This 13th Century château underwent substantial renovation following its acquisition by Michel Le Tellier, Marquis de Louvois, French Secretary of State for War and close friend of the young Louis XIV, future Sun King.
François Le Tellier, Michel’s son and future French statesman under Louis XIV, then inherited the chateau when he married. This was at a time when Champagne wines were making a glittering entry at the Court of France and at royal courts throughout Europe.
The young Marquis de Louvois entirely rebuilt the property, replacing the medieval chateau with a grand and gracious residence boasting some of the finest gardens to be seen anywhere in 17th Century France. Their design and layout was the work of Michel Le Bouteux, André Le Nôtre’s right-hand man, some of whose drawings have survived to this day.
Behind the chateau, a succession of parterre gardens extended all the way to a U-shaped retaining wall against the hillside. A ramp on either side of the gardens led to a terrace featuring a 60-foot wide pool with decorative water spouts. From there a grand degré (monumental staircase) led to a long, wide, central avenue that ran through woodlands, and to a large, upper pool that served as a reservoir for the lower terrace pool, the pools in each of the four flanking bosquets and also the water tower. The reservoir itself was supplied with water that had to be channelled three kilometres from the springs of Vertuelles and the Fontaine Fraîche.
The property was sold in 1776 to Louis XV’s daughters, Adélaïde and Sophie then destroyed (except for the foundations) at the time of the French Revolution.
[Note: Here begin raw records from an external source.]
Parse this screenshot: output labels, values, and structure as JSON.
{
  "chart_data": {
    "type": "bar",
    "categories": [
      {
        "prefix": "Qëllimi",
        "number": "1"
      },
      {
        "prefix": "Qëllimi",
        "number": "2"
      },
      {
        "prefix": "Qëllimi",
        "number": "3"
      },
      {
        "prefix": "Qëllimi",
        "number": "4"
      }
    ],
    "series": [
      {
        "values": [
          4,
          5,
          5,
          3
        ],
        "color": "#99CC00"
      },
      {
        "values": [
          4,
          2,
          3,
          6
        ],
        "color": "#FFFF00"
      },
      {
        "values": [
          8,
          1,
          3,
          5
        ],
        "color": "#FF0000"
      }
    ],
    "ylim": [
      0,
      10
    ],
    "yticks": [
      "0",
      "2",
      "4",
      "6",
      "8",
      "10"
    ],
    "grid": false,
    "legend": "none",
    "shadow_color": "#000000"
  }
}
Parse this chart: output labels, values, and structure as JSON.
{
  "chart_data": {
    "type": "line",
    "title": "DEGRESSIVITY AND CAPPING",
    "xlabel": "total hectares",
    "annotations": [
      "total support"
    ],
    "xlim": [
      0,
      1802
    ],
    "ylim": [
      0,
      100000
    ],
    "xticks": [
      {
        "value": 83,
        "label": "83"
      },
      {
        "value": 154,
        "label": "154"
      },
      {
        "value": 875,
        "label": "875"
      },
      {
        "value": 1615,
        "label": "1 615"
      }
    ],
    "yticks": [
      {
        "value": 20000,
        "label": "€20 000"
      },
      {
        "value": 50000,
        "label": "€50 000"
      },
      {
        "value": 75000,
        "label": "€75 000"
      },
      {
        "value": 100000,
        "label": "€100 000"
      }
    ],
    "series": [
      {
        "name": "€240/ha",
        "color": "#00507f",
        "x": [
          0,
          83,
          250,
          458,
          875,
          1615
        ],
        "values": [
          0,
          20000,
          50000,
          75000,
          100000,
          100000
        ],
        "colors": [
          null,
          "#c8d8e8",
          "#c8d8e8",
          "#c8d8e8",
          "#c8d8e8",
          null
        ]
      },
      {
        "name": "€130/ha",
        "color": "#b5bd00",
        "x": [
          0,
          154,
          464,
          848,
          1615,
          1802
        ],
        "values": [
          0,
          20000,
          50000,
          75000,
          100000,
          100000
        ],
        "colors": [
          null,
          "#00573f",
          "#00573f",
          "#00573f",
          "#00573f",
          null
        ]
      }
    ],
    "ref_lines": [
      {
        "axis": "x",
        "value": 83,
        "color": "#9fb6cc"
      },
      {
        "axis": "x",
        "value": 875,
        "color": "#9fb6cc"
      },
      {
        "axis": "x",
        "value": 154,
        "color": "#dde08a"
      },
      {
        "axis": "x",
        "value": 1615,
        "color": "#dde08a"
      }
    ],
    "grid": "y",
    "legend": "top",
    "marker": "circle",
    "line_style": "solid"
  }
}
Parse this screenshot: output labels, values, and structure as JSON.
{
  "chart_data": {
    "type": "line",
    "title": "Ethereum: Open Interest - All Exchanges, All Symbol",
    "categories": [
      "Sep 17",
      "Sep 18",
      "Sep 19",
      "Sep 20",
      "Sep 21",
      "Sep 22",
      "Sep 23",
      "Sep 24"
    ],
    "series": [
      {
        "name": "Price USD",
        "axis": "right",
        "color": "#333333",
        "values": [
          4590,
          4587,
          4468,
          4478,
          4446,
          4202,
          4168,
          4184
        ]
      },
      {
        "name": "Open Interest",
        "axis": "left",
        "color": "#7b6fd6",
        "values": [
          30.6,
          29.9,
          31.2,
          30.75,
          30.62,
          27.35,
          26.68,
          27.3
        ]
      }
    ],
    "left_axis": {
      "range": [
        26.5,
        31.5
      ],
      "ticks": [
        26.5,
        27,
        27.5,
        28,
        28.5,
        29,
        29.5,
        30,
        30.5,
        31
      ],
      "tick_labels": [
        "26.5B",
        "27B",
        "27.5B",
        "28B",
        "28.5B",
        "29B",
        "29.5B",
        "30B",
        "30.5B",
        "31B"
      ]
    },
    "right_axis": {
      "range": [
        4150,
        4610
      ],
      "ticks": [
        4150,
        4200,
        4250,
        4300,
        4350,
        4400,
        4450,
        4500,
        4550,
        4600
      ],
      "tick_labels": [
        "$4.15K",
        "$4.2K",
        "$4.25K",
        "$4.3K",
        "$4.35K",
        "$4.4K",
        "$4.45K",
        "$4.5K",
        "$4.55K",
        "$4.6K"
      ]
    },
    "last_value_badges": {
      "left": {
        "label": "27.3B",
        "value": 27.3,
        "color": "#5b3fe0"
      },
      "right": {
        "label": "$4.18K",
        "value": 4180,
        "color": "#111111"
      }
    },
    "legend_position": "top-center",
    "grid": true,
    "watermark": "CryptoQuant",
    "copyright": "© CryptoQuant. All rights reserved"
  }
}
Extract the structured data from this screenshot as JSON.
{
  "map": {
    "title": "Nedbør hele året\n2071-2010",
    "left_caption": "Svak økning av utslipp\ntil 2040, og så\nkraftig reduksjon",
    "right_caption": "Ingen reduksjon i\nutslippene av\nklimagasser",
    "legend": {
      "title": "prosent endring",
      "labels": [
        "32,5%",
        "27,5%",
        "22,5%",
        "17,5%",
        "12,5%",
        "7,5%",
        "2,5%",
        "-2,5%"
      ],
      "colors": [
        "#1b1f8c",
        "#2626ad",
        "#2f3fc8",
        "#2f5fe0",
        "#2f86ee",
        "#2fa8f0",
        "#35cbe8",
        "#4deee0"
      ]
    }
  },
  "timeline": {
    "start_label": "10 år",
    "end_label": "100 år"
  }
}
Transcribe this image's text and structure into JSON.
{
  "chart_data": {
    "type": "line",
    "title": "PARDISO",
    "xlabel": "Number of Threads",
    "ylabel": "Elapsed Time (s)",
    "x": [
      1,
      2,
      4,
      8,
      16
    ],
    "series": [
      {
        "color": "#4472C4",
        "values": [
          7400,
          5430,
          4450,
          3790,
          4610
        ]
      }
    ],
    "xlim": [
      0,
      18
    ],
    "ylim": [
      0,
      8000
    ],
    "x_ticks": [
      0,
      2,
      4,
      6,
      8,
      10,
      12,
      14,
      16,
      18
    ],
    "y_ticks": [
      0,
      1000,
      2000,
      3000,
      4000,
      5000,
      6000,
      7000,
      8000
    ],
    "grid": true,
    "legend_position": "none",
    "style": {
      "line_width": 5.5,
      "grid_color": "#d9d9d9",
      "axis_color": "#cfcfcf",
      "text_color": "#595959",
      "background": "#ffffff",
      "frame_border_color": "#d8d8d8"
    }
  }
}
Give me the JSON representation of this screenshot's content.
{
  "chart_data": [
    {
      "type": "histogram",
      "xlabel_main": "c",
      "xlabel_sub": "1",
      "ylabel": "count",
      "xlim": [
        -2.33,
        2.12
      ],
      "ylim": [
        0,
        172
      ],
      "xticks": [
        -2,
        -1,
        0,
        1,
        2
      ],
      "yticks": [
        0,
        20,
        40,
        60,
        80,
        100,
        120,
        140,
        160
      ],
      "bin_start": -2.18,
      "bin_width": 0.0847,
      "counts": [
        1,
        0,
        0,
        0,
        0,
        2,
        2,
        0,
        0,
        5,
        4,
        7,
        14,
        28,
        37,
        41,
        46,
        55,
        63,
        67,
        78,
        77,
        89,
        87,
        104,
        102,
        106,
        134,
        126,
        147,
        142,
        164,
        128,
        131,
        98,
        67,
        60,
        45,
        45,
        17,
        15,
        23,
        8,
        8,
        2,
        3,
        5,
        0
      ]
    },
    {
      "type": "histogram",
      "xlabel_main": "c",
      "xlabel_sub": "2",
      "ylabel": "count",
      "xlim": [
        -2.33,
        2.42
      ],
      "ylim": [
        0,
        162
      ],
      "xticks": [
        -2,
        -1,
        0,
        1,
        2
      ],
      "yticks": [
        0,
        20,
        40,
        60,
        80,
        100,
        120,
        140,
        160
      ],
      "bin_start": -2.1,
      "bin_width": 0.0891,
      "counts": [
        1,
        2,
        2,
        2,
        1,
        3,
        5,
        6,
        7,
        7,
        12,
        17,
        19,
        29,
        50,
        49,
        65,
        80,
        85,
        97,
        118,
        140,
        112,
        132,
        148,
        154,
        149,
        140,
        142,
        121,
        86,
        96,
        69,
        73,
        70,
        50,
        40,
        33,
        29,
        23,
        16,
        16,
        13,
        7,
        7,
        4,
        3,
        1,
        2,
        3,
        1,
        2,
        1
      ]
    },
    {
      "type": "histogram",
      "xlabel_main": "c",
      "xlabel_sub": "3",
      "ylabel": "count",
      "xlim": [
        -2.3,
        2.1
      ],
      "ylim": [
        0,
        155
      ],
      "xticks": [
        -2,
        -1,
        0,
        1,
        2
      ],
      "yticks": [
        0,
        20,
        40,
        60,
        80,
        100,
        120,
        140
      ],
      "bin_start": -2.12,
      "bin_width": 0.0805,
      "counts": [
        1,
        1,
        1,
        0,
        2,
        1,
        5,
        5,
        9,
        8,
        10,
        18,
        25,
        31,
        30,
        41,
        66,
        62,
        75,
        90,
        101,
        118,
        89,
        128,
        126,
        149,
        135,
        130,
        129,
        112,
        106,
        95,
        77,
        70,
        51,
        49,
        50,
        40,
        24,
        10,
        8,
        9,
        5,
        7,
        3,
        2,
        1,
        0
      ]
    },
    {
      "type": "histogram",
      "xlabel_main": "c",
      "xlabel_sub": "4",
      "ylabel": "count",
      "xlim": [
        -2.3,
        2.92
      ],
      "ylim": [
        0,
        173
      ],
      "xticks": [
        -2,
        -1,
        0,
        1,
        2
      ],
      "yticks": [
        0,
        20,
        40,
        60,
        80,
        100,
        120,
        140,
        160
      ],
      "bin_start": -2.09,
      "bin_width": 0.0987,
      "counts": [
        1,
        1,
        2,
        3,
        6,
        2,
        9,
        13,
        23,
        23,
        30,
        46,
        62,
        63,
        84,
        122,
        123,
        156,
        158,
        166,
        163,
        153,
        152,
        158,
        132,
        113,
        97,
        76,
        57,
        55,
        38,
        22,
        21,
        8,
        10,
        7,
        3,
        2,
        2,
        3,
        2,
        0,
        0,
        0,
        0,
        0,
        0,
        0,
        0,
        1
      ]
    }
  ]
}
It was rebuilt in the 19th Century, complete with wrought iron entrance gates widely considered to be among the finest examples of traditional locksmithing.
In more recent times (2012-2013), luxury Champagne House Laurent Perrier commissioned students of the Ecole Nationale Supérieure d’Architecture in Versailles to examine correspondence by the Marquis de Louvois together with plans stored in the archives of the Swedish National Museum in Stockholm. Their findings show that André Le Nôtre was the creative genius behind the terraced vertugadin (turfed greensward), with its playful visual effects on the views from and towards the chateau.
Historic properties like these serve as a powerful reminder of the Grand Siècle: the ’grand century’ that spawned the art of entertaining in the French style. For Bernard de Nonancourt, founding president of Laurent-Perrier, it was precisely this spirit that had to ring out in the House’s prestige bottling, the aptly named "Cuvee Grand Siècle".